Difference between trained model and model loaded from checkpoint

Let’s assume I have a small training loop for my model.

BATCH_SIZE = 4
EPOCHS = 5


for i, (train_index, test_index) in enumerate(kf.split(patients)):
    train_patients, test_patients = (
        [patients[index] for index in train_index],
        [patients[index] for index in test_index],
    )

    total_volumes = []

    train_ds = BrainDataset(train_patients)

    train_dataloader = (
        torch.utils.data.DataLoader(
            train_ds,
            batch_size=BATCH_SIZE,
            shuffle=True,
        ),
    )

    model = Model("deeplabv3plus", "resnet50", in_channels=1, out_classes=1)

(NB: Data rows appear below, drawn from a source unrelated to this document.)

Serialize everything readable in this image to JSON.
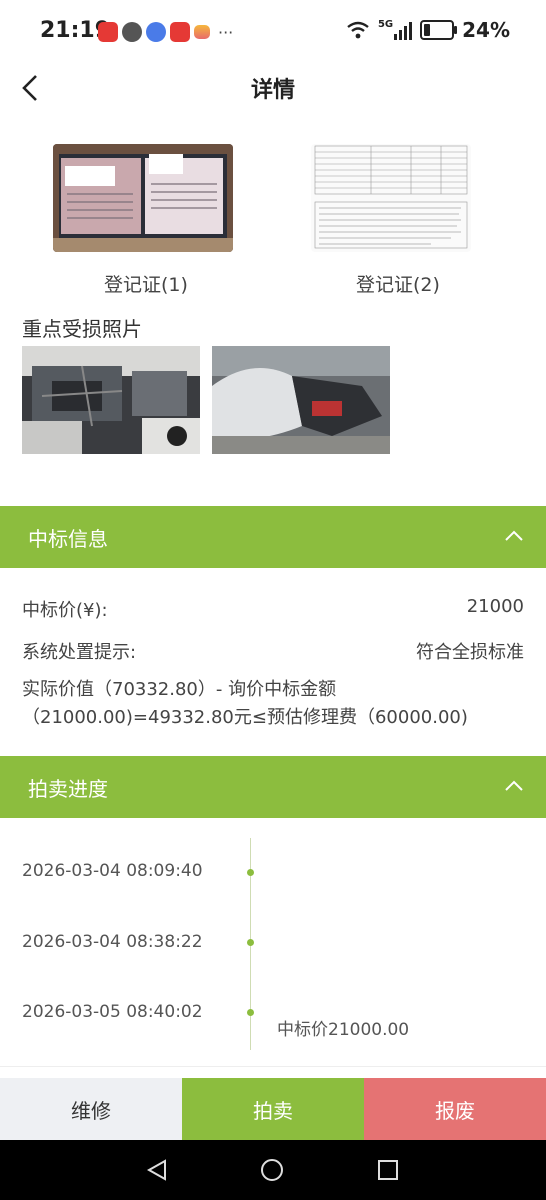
{
  "status_bar": {
    "time": "21:19",
    "signal_label": "5G",
    "battery_percent": "24%",
    "battery_level": 0.24
  },
  "nav": {
    "title": "详情",
    "back_icon": "chevron-left-icon"
  },
  "registration": {
    "items": [
      {
        "caption": "登记证(1)"
      },
      {
        "caption": "登记证(2)"
      }
    ]
  },
  "damage_photos": {
    "title": "重点受损照片"
  },
  "winning_bid": {
    "header": "中标信息",
    "price_label": "中标价(¥):",
    "price_value": "21000",
    "hint_label": "系统处置提示:",
    "hint_value": "符合全损标准",
    "calculation_line1": "实际价值（70332.80）- 询价中标金额",
    "calculation_line2": "（21000.00)=49332.80元≤预估修理费（60000.00)"
  },
  "auction_progress": {
    "header": "拍卖进度",
    "events": [
      {
        "time": "2026-03-04 08:09:40",
        "desc": ""
      },
      {
        "time": "2026-03-04 08:38:22",
        "desc": ""
      },
      {
        "time": "2026-03-05 08:40:02",
        "desc": "中标价21000.00"
      }
    ]
  },
  "bottom_actions": {
    "repair": "维修",
    "auction": "拍卖",
    "scrap": "报废"
  },
  "colors": {
    "accent_green": "#8cbd3e",
    "scrap_red": "#e57373",
    "repair_bg": "#eef0f3"
  }
}
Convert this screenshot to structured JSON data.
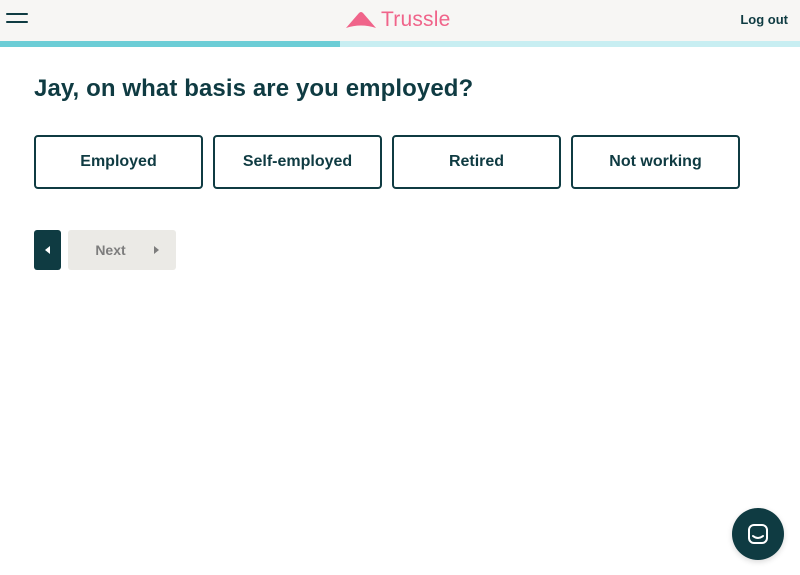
{
  "header": {
    "brand": "Trussle",
    "logout_label": "Log out",
    "menu_icon": "hamburger-menu-icon",
    "brand_color": "#f0648a"
  },
  "progress": {
    "fraction": 0.425,
    "fill_color": "#6ccdd6",
    "track_color": "#c8eef2"
  },
  "question": {
    "text": "Jay, on what basis are you employed?"
  },
  "options": [
    {
      "label": "Employed"
    },
    {
      "label": "Self-employed"
    },
    {
      "label": "Retired"
    },
    {
      "label": "Not working"
    }
  ],
  "navigation": {
    "back_icon": "triangle-left-icon",
    "next_label": "Next",
    "next_icon": "triangle-right-icon"
  },
  "chat": {
    "icon": "chat-icon"
  },
  "colors": {
    "primary": "#0f3b42",
    "disabled_bg": "#ebeae6",
    "disabled_text": "#7d7d7d"
  }
}
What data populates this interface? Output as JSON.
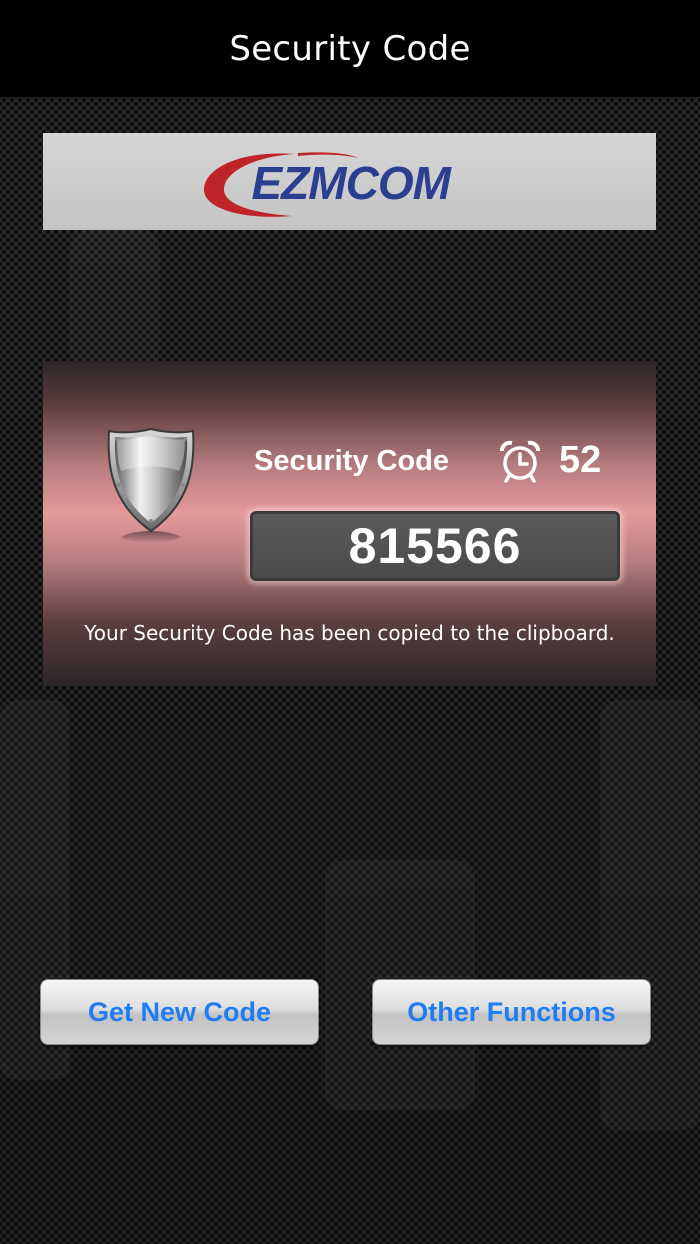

    trainer = L.Trainer(max_epochs=EPOCHS, enable_checkpointing=False)

    trainer.fit(
        model,
        train_dataloaders=train_dataloader,
        val_dataloaders=valid_dataloader,
    )

    trainer.save_checkpoint(f"./weights/temp/5.ckpt")

    break

When I perform forward on this model

result = model(torch.ones([4, 1, 256, 256]))

print(result)

I get a result
[-1.4535, -1.7266, -1.9997, ..., -1.7220, -1.7167, -1.7115],

However, when I load the model from the checkpoint, I have completely different results

model = Model.load_from_checkpoint("weights/temp/5.ckpt")
model.freeze()

result = model(torch.ones([4, 1, 256, 256]))

print(result)

[-0.7397, -0.8071, -0.8746,  ..., -1.0166, -1.0332, -1.0499],

How could this be and what should I change to have the same output?